Friday, December 26, 2014

HTHS Weekly: History from the Interweb #16

HTHS Weekly: History from the Interweb is a round-up of brand spankin' new history articles, selected by yours truly. Click on the link to be directed to the home site where you can read a professional being professional in their entirety.

More than 250 tremors have been rattling Florence since Friday, raising concerns over the safety of Michelangelo’s statue of David. Earlier this year, experts found David at risk of crumbling down under its own weight because of tiny fractures in its ankles.



Although firmly entrenched as a Christmas icon, the tale of “Rudolph the Red-Nosed Reindeer” is a piece of relatively modern folklore penned in 1939 by a department store adman enduring a time of great personal tragedy. As Rudolph turns 75, learn the story behind the creation of the most famous reindeer of all.

The identity of the skeleton found in the mysterious, richly decorated tomb in Amphipolis in northern Greece will be revealed next month, the Greek Ministry of Culture said. It is speculated that the skeleton is that of Olympias, Alexander the Great's mother.

Stonehenge road tunnel could wreck archaeological site, warn experts at The Guardian
Experts lashed out at plans for a road tunnel under Stonehenge, warning it could damage the oldest encampment discovered near the stones. Charcoal dug up from the Mesolithic encampment at Blick Mead in the world heritage site, around one and a half miles from the stones, has been tested and dated to around 4,000 BC.

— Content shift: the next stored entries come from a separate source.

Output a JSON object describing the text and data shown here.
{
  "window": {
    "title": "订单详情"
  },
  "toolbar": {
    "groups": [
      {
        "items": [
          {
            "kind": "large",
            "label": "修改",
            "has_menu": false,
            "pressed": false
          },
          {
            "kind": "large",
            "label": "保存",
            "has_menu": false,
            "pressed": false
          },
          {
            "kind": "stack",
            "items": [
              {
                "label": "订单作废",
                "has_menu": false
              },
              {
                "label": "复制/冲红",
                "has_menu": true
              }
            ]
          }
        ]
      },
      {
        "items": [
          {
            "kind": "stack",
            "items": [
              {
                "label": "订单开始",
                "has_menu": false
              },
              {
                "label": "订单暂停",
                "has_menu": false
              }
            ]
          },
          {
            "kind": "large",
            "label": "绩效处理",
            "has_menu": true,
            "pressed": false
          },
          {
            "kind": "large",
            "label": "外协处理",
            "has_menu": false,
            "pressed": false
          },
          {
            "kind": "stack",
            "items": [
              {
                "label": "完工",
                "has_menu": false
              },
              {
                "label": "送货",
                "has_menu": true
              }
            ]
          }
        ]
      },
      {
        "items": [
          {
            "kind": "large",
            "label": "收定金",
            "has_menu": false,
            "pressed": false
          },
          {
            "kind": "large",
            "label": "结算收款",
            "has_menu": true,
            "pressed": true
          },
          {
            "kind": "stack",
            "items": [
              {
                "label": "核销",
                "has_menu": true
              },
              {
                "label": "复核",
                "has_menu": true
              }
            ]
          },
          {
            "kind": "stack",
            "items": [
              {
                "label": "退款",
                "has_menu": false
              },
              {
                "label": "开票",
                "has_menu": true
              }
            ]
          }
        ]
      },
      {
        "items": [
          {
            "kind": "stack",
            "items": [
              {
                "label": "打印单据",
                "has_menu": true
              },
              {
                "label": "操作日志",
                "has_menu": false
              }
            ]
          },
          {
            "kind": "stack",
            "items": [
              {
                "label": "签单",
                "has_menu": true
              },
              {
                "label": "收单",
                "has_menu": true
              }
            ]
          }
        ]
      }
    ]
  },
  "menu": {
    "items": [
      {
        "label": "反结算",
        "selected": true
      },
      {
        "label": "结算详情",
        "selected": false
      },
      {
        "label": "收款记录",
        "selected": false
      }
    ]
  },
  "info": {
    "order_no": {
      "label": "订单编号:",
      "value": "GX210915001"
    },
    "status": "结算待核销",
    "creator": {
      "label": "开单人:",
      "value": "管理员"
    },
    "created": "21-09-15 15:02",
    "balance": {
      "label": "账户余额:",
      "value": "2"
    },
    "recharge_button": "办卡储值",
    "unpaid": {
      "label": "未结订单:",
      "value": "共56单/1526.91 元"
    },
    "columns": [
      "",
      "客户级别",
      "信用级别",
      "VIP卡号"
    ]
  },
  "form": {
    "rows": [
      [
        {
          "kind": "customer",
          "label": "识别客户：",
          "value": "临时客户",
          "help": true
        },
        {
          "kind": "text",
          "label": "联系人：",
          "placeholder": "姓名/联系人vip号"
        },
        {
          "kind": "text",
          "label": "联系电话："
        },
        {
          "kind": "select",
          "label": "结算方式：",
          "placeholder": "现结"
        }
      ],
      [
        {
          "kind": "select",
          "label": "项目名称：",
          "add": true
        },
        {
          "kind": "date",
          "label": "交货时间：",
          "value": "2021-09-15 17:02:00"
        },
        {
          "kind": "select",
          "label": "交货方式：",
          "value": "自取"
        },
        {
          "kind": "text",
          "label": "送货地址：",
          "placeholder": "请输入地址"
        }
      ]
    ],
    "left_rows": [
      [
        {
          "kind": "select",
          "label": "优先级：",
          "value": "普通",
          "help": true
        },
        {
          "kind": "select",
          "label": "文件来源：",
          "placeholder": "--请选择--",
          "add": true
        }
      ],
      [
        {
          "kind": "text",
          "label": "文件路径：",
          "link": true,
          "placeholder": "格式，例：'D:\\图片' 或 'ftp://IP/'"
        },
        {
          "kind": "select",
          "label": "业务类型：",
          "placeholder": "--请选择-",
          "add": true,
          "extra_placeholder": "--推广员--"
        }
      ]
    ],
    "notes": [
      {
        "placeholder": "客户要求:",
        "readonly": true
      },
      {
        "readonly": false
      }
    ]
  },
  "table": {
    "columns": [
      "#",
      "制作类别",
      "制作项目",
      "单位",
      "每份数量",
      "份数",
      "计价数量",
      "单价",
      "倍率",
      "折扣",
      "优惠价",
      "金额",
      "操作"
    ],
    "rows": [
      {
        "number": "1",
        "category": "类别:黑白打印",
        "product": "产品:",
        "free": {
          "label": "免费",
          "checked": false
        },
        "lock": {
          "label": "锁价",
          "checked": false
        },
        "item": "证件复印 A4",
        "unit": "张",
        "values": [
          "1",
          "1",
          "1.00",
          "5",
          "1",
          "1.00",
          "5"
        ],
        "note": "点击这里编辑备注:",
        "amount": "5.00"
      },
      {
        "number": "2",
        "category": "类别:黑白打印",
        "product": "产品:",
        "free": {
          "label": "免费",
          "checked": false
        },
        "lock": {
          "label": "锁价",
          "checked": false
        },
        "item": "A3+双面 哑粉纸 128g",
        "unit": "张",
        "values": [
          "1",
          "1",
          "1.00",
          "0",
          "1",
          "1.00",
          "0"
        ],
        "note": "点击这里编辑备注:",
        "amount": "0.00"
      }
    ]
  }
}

As Hampton Court Palace prepares to celebrate its 500th anniversary, actors and volunteers recreate one of its most important occasions, the christening of Henry VIII’s longed-for son and heir, Edward VI. More than 90 of the Palace’s staff dressed in Tudor costumes to re-enact the 1537 christening procession for a BBC documentary.

It is the enduring image of Christmas conciliation, but historians have warned that the First World War truce football match is at risk of being misremembered. Experts said the story of the football match has been "romanticised" and was not the organised game many believe it to be. In fact, only a few soldiers may have participated in a kick-about.

Fragments of tiles, painted plaster, bricks, and stone stolen from Pompeii are being returned by the hundreds, often with a letter of apology. “People write expressing regret, having realized they have made a terrible mistake and that they would never do it again and for this reason they are sending the stolen pieces back,” Massimo Osanna, director of the World Heritage site, told The Local

Genetic and forensic scientists have examined a heart thought to have belonged to Polish composer Frédéric Chopin, who died in Paris in 1849. His doctor, Jean Cruveilhier, had diagnosed the pianist with tuberculosis, but then noted after an autopsy that he had suffered from a “disease not previously encountered.” The "not absolutely certain it's Chopin's heart" heart has been preserved in alcohol and held in a crystal jar.